Le luci scintillanti della Swingin' London non si erano certo ancora spente, eppure si fa fatica a immaginare come un ragazzo patologicamente timido, dinoccolato, di una bellezza quasi femminea, potesse trovare il giusto spazio in un ambiente in cui centinaia di band e cantanti facevano a gomitate per un posto al sole. Però, Drake era diverso. Addirittura diverso da uno dei pochi colleghi che hanno potuto dirsi suoi amici: John Martyn. A sua volta sotto l'ala protettiva di Joe Boyd, Martyn tentò a più riprese di coinvolgere Drake con il suo entusiasmo, ma alla fine dovette dichiarare il proprio fallimento. D'accordo, lo stesso Martyn avrebbe avuto problemi di depressione e dipendenze negli anni, ma in quel periodo era al meglio della forma.

Poco importa se, in una notte di novembre del 1974, Nick assunse volontariamente o meno la dose eccessiva di antidepressivi che lo portò alla morte a soli 26 anni. La copia sul suo comodino de Il mito di Sisifo, un saggio di Albert Camus sul suicidio, non può esserne la prova certa.
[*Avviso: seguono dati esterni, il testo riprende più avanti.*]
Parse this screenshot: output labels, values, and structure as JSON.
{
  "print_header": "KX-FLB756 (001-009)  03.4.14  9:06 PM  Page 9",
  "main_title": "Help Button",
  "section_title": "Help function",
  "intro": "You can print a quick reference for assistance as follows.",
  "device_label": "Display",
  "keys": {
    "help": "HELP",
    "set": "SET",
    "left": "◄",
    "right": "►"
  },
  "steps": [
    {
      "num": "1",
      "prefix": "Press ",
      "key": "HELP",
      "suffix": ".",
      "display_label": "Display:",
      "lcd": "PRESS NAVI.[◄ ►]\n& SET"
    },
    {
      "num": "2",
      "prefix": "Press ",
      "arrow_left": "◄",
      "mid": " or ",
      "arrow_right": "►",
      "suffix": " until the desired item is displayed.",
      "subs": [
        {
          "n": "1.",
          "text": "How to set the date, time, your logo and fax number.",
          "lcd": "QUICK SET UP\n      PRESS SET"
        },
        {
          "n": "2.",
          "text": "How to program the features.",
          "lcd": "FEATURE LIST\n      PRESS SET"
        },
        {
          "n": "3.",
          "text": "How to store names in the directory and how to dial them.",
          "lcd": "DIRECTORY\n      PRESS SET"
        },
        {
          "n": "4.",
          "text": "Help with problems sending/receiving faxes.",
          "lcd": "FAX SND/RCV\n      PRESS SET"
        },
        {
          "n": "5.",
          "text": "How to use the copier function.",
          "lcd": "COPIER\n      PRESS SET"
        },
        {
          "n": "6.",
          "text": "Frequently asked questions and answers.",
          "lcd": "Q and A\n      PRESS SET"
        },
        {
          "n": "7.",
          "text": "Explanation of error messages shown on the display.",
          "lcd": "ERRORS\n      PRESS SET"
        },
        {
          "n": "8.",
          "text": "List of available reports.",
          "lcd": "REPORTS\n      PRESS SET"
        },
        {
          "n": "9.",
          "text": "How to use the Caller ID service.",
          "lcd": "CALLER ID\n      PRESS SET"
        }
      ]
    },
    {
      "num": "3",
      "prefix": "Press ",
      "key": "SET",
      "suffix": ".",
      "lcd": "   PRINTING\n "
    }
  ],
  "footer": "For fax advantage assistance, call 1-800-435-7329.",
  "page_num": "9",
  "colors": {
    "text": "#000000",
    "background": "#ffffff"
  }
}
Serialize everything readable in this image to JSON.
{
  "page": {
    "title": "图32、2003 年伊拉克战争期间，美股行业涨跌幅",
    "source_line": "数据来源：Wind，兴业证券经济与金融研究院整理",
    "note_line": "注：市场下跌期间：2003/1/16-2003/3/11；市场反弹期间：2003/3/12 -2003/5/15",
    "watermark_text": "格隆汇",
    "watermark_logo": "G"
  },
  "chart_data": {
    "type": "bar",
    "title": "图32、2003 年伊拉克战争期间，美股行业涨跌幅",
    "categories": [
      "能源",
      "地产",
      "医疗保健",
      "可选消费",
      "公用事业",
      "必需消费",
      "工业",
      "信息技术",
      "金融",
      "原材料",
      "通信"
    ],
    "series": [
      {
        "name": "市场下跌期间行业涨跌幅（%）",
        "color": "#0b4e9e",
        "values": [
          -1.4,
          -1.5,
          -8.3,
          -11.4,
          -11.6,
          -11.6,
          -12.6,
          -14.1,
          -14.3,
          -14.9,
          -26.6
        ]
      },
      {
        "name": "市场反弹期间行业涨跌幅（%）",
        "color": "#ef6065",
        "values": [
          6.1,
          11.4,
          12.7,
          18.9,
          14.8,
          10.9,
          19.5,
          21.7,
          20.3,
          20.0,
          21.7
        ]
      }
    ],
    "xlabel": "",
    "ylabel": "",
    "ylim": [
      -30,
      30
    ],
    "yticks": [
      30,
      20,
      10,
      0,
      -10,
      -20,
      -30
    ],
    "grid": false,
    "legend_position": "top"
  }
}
In fondo, molti aspetti della sua personalità si staccavano dalla figura del musicista inglese tipico e Nick fu sempre accostato a certi chansonnier francesi. Qualche giornale scandalistico del periodo mise in giro la voce che lui e Françoise Hardy, una splendida cantautrice francese poco più vecchia di lui, avessero una storia. La stima era reciproca, ma una relazione pare altamente improbabile.

Drake era da sempre introverso e il suo stato emotivo era sprofondato nella depressione aperta dopo il fallimento commerciale del suo terzo e ultimo album, Pink Moon, da molti considerato la sua gemma. Quel disco non era certo un potenziale album da Top Ten nemmeno al tempo.

Minimalista, se questo orrendo aggettivo ha mai trovato una sua collocazione, Pink Moon rappresenta Nick nudo, accompagnato dalla sua sola chitarra acustica. «Sola» è naturalmente riduttivo: per qualcuno, quella era la forma migliore in cui ascoltare l'intreccio magico, dolce ma mai melenso, malinconico ma talvolta sorridente della sua voce e della sua chitarra.